In 1984, the U.S. Supreme Court ruled that a proportionality review is unnecessary if a state's law does not require it. A number of states later repealed their proportionality reviews, but Georgia did not.

Other states have struggled with proportionality reviews.

The North Carolina Supreme Court overturned a case on proportionality grounds in 2002, throwing out a death sentence for a woman who plotted her husband's murder.

Florida law does not require a review but its Supreme Court conducts one anyway. In May, the court found a death sentence disproportionate for a condemned killer with a long history of mental illness.

In July, the Florida court vacated a death sentence for a 2001 killing during a robbery. Finding no evidence of premeditation or intention to eliminate a witness, the court said the sentence was disproportionate to similar cases.

Entitled to 'meaningful review'

Defense lawyers, who aggressively litigate many issues in capital appeals, have rarely challenged the Georgia Supreme Court's review for citing overturned cases.

Seven years ago, lawyers for Troy Anthony Davis, a Savannah man sentenced to death for killing a police officer, challenged his proportionality review. The appeal noted that four of the six sentences cited in Davis' review in 1993 were overturned either before or after the Davis decision.

Justice Carol Hunstein wrote the ruling that rejected Davis' challenge. The proportionality review is concerned with the way juries reacted to the evidence in similar cases, she wrote, and it is "irrelevant" if those decisions were reversed for reasons unrelated to the juries' deliberations.

Hunstein declined comment for this article.

But the Journal-Constitution found the court's proportionality reviews have cited dozens of "similar" sentences that were overturned for reasons concerning evidence and jurors' assessment of the evidence. They include cases in which:

  • The prosecution failed to prove an aggravating circumstance, a required element of a death sentence.
  • A defendant's lawyers didn't show the jury their client had saved two people's lives in the years before the murder.
  • A defendant's lead lawyer slept through parts of the trial. The defense team did not even know the key witness could not identify the defendant.

Other sentences cited by the court to justify death penalties had been overturned because the racial composition of the jury pool did not reflect the community. One case was thrown out because the district attorney asked that blacks and women be underrepresented in the jury pool.

Sears, the chief justice, acknowledged that cases cited in the court's proportionality reviews may have been reversed.

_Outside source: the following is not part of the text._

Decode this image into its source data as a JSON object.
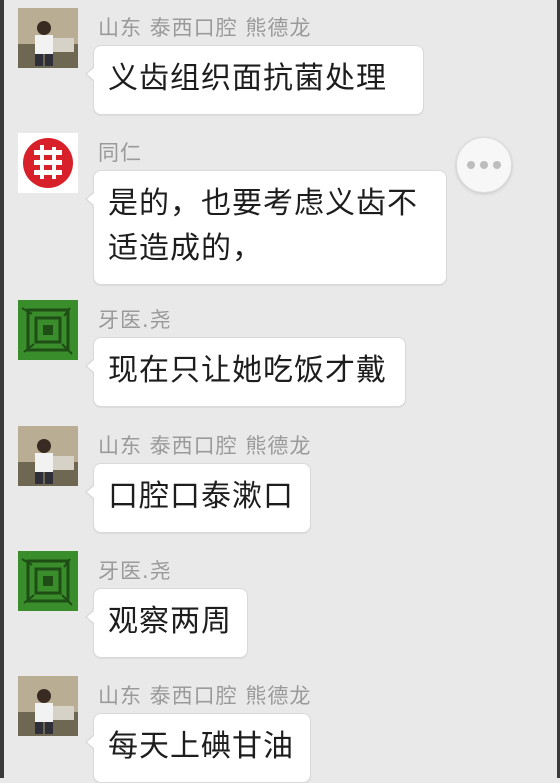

"When this court cites older cases, it is primarily interested in what evidence the juries in those older cases actually heard at the time that led them to impose the death sentence, not what evidence those juries should have heard,” she said in a prepared statement.

Tim Floyd, a Mercer University law professor, said the court should conduct new reviews for condemned prisoners whose proportionality reviews cited a substantial number of overturned cases.

"They are entitled to a meaningful review — but not the way the court has been doing it,” Floyd said. "A meaningful proportionality review is essential under the Georgia statute."